The introduction of extraction kits for nucleic acid extraction is based on the principle of selective binding property of silica-based membranes, which are highly specific for nucleic acid material followed by centrifugation. This step is very short and takes about an hour or so for completion. The extraction of nucleic acid material usually done by extraction kits looks very simple but this is the step where most of the errors can creep in. The possibility of carry-over contamination is very high as the generation of aerosols in the extraction area can lead to cross-contamination of the samples.

Staff nurses and other officials of Chest Diseases Hospital Srinagar have started wearing masks following the apprehensions that some patients might be carrying the Coronavirus infection. KL Image: Bilal Bahadur

The third and the most vital step is RT PCR and Data Analysis for the detection of SARS-CoV-2. The principle of RT PCR includes using special fluorescent probes and primers designed against different genes (E, ORF, N, S etc) which are unique to SARS-CoV-2 and the use of Non-template control, negative control and positive control for its detection followed by data analysis.
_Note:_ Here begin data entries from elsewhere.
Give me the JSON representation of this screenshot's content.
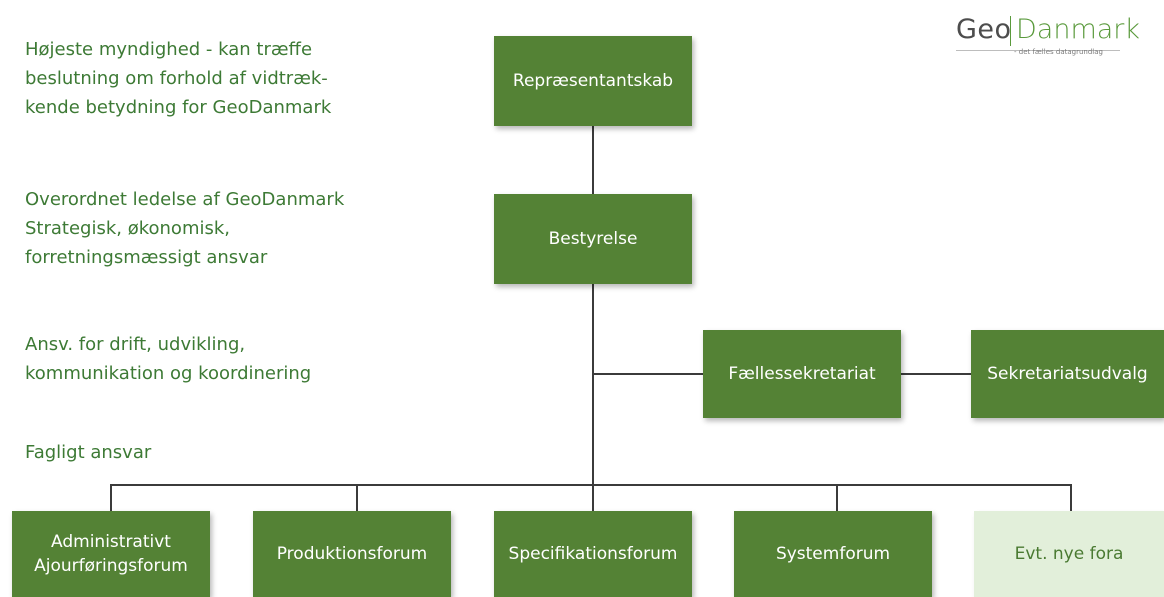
{
  "logo": {
    "geo": "Geo",
    "danmark": "Danmark",
    "tagline": "- det fælles datagrundlag"
  },
  "descriptions": {
    "level1": "Højeste myndighed - kan træffe\nbeslutning om forhold af vidtræk-\nkende betydning for GeoDanmark",
    "level2": "Overordnet ledelse af GeoDanmark\nStrategisk, økonomisk,\nforretningsmæssigt ansvar",
    "level3": "Ansv. for drift, udvikling,\nkommunikation og koordinering",
    "level4": "Fagligt ansvar"
  },
  "boxes": {
    "repraesentantskab": "Repræsentantskab",
    "bestyrelse": "Bestyrelse",
    "faellessekretariat": "Fællessekretariat",
    "sekretariatsudvalg": "Sekretariatsudvalg",
    "administrativt": "Administrativt\nAjourføringsforum",
    "produktionsforum": "Produktionsforum",
    "specifikationsforum": "Specifikationsforum",
    "systemforum": "Systemforum",
    "evt_nye_fora": "Evt. nye fora"
  },
  "colors": {
    "box_fill": "#548235",
    "box_fill_light": "#e2efda",
    "text_green": "#3d7a35",
    "connector": "#3b3b3b"
  }
}
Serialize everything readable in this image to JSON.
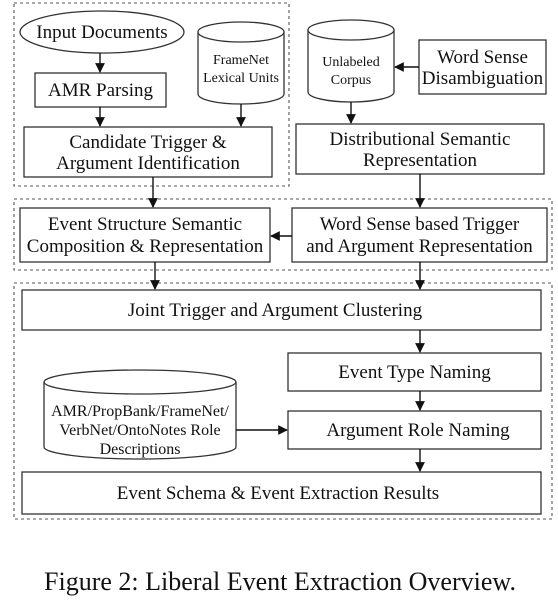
{
  "diagram": {
    "input_documents": "Input Documents",
    "amr_parsing": "AMR Parsing",
    "framenet_line1": "FrameNet",
    "framenet_line2": "Lexical Units",
    "candidate_line1": "Candidate Trigger &",
    "candidate_line2": "Argument Identification",
    "corpus_line1": "Unlabeled",
    "corpus_line2": "Corpus",
    "wsd_line1": "Word Sense",
    "wsd_line2": "Disambiguation",
    "dsr_line1": "Distributional Semantic",
    "dsr_line2": "Representation",
    "event_structure_line1": "Event Structure Semantic",
    "event_structure_line2": "Composition & Representation",
    "word_sense_rep_line1": "Word Sense based Trigger",
    "word_sense_rep_line2": "and Argument Representation",
    "joint_clustering": "Joint Trigger and Argument Clustering",
    "event_type_naming": "Event Type Naming",
    "resources_line1": "AMR/PropBank/FrameNet/",
    "resources_line2": "VerbNet/OntoNotes Role",
    "resources_line3": "Descriptions",
    "argument_role_naming": "Argument Role Naming",
    "results": "Event Schema & Event Extraction Results"
  },
  "caption": "Figure 2: Liberal Event Extraction Overview."
}
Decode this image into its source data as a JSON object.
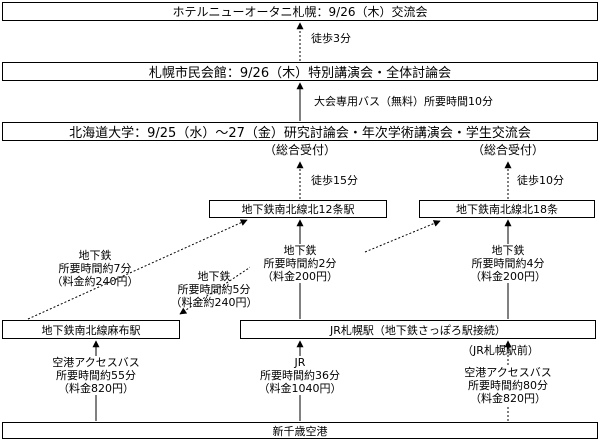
{
  "boxes": {
    "hotel": "ホテルニューオータニ札幌：9/26（木）交流会",
    "civic_hall": "札幌市民会館：9/26（木）特別講演会・全体討論会",
    "hokudai": "北海道大学：9/25（水）～27（金）研究討論会・年次学術講演会・学生交流会",
    "n12": "地下鉄南北線北12条駅",
    "n18": "地下鉄南北線北18条",
    "asabu": "地下鉄南北線麻布駅",
    "jr_sapporo": "JR札幌駅（地下鉄さっぽろ駅接続）",
    "airport": "新千歳空港"
  },
  "reception": [
    "（総合受付）",
    "（総合受付）"
  ],
  "jr_stop_note": "（JR札幌駅前）",
  "routes": {
    "civic_to_hotel": "徒歩3分",
    "hokudai_to_civic": "大会専用バス（無料）所要時間10分",
    "n12_to_hokudai": "徒歩15分",
    "n18_to_hokudai": "徒歩10分",
    "asabu_to_n12": [
      "地下鉄",
      "所要時間約7分",
      "（料金約240円）"
    ],
    "jr_to_asabu": [
      "地下鉄",
      "所要時間約5分",
      "（料金約240円）"
    ],
    "jr_to_n12": [
      "地下鉄",
      "所要時間約2分",
      "（料金200円）"
    ],
    "jr_to_n18": [
      "地下鉄",
      "所要時間約4分",
      "（料金200円）"
    ],
    "airport_to_asabu": [
      "空港アクセスバス",
      "所要時間約55分",
      "（料金820円）"
    ],
    "airport_to_jr": [
      "JR",
      "所要時間約36分",
      "（料金1040円）"
    ],
    "airport_to_jr_bus": [
      "空港アクセスバス",
      "所要時間約80分",
      "（料金820円）"
    ]
  }
}
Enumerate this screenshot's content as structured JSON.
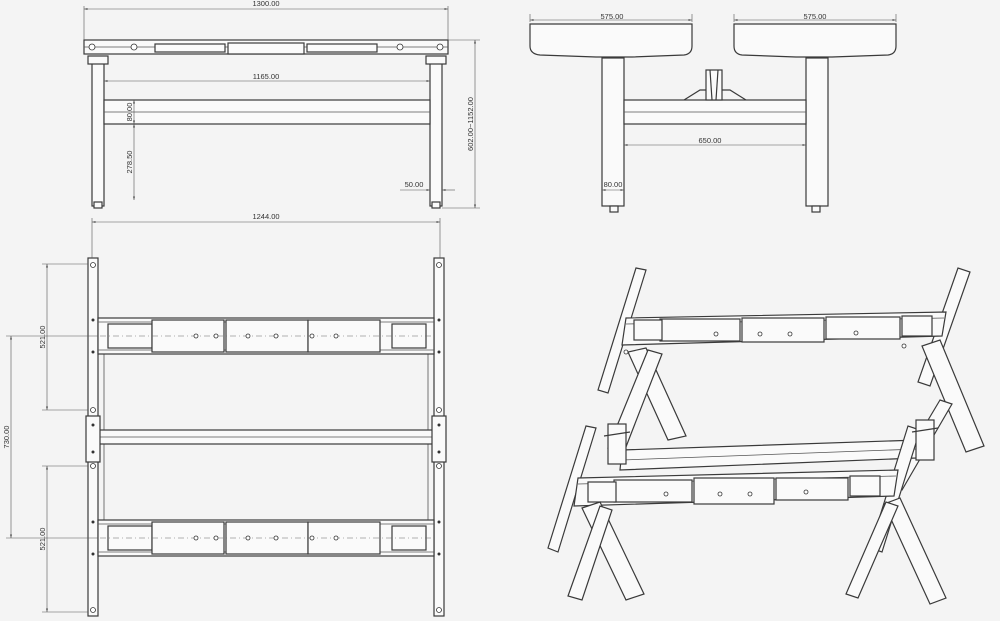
{
  "dimensions": {
    "front_width": "1300.00",
    "front_inner": "1165.00",
    "crossbar_height": "80.00",
    "crossbar_offset": "278.50",
    "leg_width": "50.00",
    "height_range": "602.00~1152.00",
    "side_top_left": "575.00",
    "side_top_right": "575.00",
    "side_inner": "650.00",
    "side_crossbar": "80.00",
    "plan_width": "1244.00",
    "plan_depth_upper": "521.00",
    "plan_total": "730.00",
    "plan_depth_lower": "521.00"
  },
  "colors": {
    "background": "#f4f4f4",
    "line": "#3a3a3a"
  }
}
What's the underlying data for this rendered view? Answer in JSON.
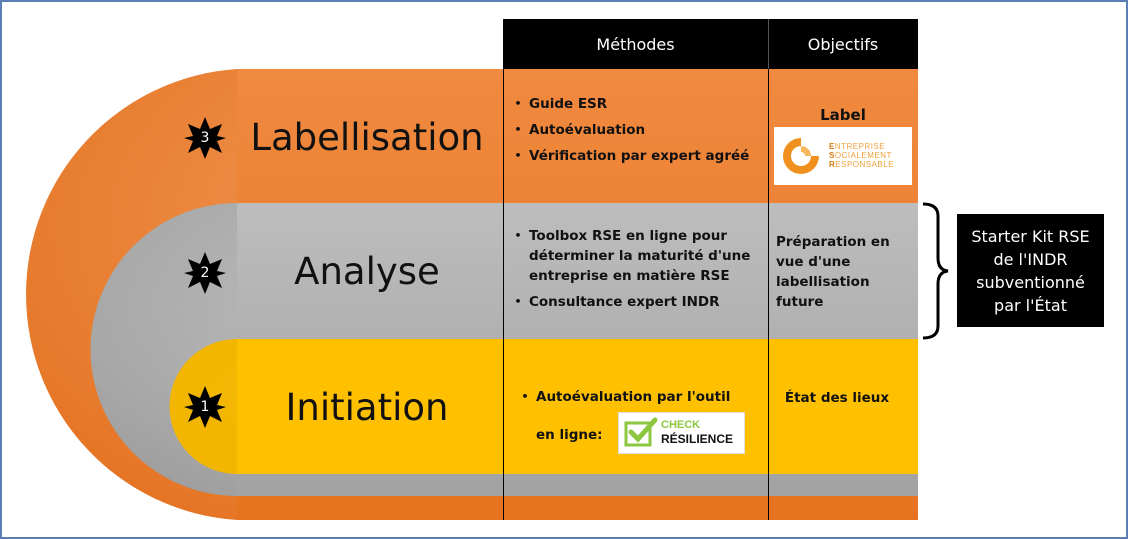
{
  "headers": {
    "methods": "Méthodes",
    "objectives": "Objectifs"
  },
  "levels": {
    "labellisation": {
      "number": "3",
      "title": "Labellisation",
      "methods": [
        "Guide ESR",
        "Autoévaluation",
        "Vérification par expert agréé"
      ],
      "objective": "Label",
      "logo": {
        "line1_initial": "E",
        "line1_rest": "NTREPRISE",
        "line2_initial": "S",
        "line2_rest": "OCIALEMENT",
        "line3_initial": "R",
        "line3_rest": "ESPONSABLE"
      }
    },
    "analyse": {
      "number": "2",
      "title": "Analyse",
      "methods": [
        "Toolbox RSE en ligne pour déterminer la maturité d'une entreprise en matière RSE",
        "Consultance expert INDR"
      ],
      "objective": "Préparation en vue d'une labellisation future"
    },
    "initiation": {
      "number": "1",
      "title": "Initiation",
      "method_line1": "Autoévaluation par l'outil",
      "method_line2": "en ligne:",
      "check_logo": {
        "line1": "CHECK",
        "line2": "RÉSILIENCE"
      },
      "objective": "État des lieux"
    }
  },
  "starter_kit": {
    "text": "Starter Kit RSE de l'INDR subventionné par l'État"
  },
  "colors": {
    "orange": "#ed7d31",
    "orange_light": "#f4a566",
    "gray": "#a5a5a5",
    "gray_light": "#c6c6c6",
    "yellow": "#ffc000",
    "yellow_light": "#ffe680",
    "black": "#000000",
    "check_green": "#8dc63f"
  }
}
If the sample is infected with Coronavirus, the fluorescent probes and primers will bind to the extracted nucleic acid targets, followed by the release of fluorescent emission which is captured by the RT PCR and interpreted in the form of CT values and amplification plot. The setting of RT PCR is usually carried out in the laminar hood located away from the extraction area to avoid any carryover contamination. The most common errors that can occur during the analysis of the Real-Time results can be due to the use of low standard reagents and equipment’s not approved by US FDA, poor understanding of the data analysis in RT PCR like directly interpreting the CT values without their correlation with the amplification plot, not using of controls (NTC, negative and positive controls).

Dr Imtiyaz Ahmad Bhat

In normal circumstances in RT PCR assays, every sample is run in triplicates to avoid any errors but the same is not possible due to the shortage of reagents and a huge rush of samples in pandemic situations like SARS-CoV-2, but still, as a compensation measure at least 05% of the samples are cross-checked at other centres to avoid any False reporting. The impact of False-positive and False-negative in SARS-CoV-2 testing could be mitigated by increasing and improving awareness of the probability of false positives and false negative; by improving estimates of false-positive and negative rates with appropriately-designed external quality assessments, or assessing results retrospectively with serological tests; and by reducing the frequency of false-positive and false-negative by requiring two independent tests to classify an individual as positive or negative.

Tail Piece

With all these diverse complexities associated with molecular SARS-CoV-2 testing, I would request the administrative officials and the health officials as well, to kindly ensure that only the expert microbiology and molecular biology professionals are handling this testing process and the process of temporary deployment of professionals for short durations should be abolished, so that we may achieve the international standards of SARS-CoV-2 testing.

(A master in biotechnology, Imtiyaz Ahmad Bhat has PhD in Immunology and molecular medicine. Currently, he is a researcher and senior resident in the Department of Immunology and Molecular medicine, SKIMS. The opinions expressed in this article are those of the author’s and do not purport to reflect the opinions or views of Kashmir Life.)